In an ad which aired on July 25, Wagner whined that, “I don’t understand why there isn’t a more robust conversation about the minimum wage.” Wagner, a former cultural correspondent for the liberal think-tank Center for American Progress, has been featured in numerous “Lean Forward” ads, including one where she mocks Republican efforts to strengthen border security. [See video after jump. MP3 audio here.]

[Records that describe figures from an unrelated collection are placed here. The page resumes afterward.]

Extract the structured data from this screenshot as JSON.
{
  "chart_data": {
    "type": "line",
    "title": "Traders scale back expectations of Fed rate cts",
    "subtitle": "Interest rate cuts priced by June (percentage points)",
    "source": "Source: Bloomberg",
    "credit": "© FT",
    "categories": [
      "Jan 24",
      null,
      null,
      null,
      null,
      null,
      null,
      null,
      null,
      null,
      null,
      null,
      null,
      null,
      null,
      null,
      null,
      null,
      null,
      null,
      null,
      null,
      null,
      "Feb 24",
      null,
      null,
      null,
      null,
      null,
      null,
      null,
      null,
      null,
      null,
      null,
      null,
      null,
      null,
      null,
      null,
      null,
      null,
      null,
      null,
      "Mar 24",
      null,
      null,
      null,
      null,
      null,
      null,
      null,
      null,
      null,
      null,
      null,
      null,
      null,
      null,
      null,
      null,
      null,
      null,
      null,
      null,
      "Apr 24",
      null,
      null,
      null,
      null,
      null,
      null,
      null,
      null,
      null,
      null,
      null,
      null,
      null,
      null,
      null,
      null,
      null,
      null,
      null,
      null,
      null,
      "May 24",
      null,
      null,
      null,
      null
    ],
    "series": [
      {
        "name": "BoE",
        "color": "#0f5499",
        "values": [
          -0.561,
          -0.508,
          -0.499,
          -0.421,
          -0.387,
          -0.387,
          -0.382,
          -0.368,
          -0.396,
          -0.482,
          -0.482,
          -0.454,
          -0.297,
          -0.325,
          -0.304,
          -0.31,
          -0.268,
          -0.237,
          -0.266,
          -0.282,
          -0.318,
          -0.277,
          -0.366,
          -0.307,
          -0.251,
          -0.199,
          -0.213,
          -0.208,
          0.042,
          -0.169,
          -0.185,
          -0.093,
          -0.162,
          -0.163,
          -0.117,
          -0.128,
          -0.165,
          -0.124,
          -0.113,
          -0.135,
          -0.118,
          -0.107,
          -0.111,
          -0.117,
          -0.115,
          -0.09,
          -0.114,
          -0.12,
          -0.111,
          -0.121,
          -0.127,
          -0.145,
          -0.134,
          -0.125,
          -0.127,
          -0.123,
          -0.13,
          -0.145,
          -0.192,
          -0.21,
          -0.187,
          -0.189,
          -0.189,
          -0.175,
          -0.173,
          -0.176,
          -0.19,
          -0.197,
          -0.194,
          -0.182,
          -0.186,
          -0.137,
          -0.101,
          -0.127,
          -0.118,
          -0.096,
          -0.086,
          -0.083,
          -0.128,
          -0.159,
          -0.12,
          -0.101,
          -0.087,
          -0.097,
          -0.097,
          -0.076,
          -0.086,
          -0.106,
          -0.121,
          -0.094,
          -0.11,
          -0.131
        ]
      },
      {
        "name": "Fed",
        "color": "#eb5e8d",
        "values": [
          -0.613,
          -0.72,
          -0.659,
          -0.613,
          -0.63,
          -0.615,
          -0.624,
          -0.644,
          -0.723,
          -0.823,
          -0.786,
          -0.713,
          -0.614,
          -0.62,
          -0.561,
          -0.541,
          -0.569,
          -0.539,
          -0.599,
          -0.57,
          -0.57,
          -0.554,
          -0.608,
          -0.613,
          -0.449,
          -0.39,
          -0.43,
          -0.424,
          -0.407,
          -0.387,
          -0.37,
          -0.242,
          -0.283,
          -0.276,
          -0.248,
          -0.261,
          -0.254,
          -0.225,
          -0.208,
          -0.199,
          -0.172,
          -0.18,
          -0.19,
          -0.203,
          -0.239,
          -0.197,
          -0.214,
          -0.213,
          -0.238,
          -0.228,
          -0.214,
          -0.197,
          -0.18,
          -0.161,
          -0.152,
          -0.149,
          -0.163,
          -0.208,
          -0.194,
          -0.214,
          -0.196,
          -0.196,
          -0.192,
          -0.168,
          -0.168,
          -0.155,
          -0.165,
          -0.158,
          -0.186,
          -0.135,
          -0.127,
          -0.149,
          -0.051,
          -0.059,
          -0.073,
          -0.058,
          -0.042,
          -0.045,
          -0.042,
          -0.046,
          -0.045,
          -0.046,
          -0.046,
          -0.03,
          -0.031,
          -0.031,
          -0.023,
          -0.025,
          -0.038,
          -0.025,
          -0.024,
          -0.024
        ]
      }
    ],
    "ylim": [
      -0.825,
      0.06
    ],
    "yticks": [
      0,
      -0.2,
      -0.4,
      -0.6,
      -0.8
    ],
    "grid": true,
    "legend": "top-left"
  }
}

“We’re talking about people being able to afford the basic necessities” and the issue “shouldn’t be politicized. It shouldn’t be demagogued," Wagner thundered. "This is the basic metric for survival,” she added. Hmm, makes you wonder how MSNBC interns have survived in extremely-expensive New York City going without pay. According to the Atlantic Wire blog -- hardly a conservative news outlet mind you -- two former NBC Universal interns are suing the peacock network, alleging that they:
Worked about 25 and 29 hours per week respectively doing the usual intern tasks of filing, running errands, answering phones, and assisting production. They're seeking minimum wage back pay for the work.
Jason Swartz, the attorney for the plaintiffs argues that:
Our clients and other unpaid interns seem to have been as integral to NBC Universal’s business as other employees, but are different in a crucial way -- NBC Universal didn’t pay them.
Before MSNBC whines about raising the minimum rage, it should first pay its interns who work for free rather than promoting an economically disastrous policy that fits their “Lean Forward” liberal agenda rather than benefits low-income workers.
See relevant transcript below.
MSNBC
MSNBC Live
July 25, 2013
11:27 a.m. Eastern
ALEX WAGNER: I don’t understand why there isn’t a more robust conversation about the minimum wage. It’s mentioned and then there’s this whole economic argument about whether that’s going to improve the economy. We’re talking about people being able to afford the basic necessities. If you adjusted for inflation, the minimum wage in the 1960s was nearly 10 dollars an hour now it’s somewhere around 7 dollars an hour. What we are talking about is just what is right. It shouldn’t be politicized. It shouldn’t be demagogued. This is the basic metric for survival.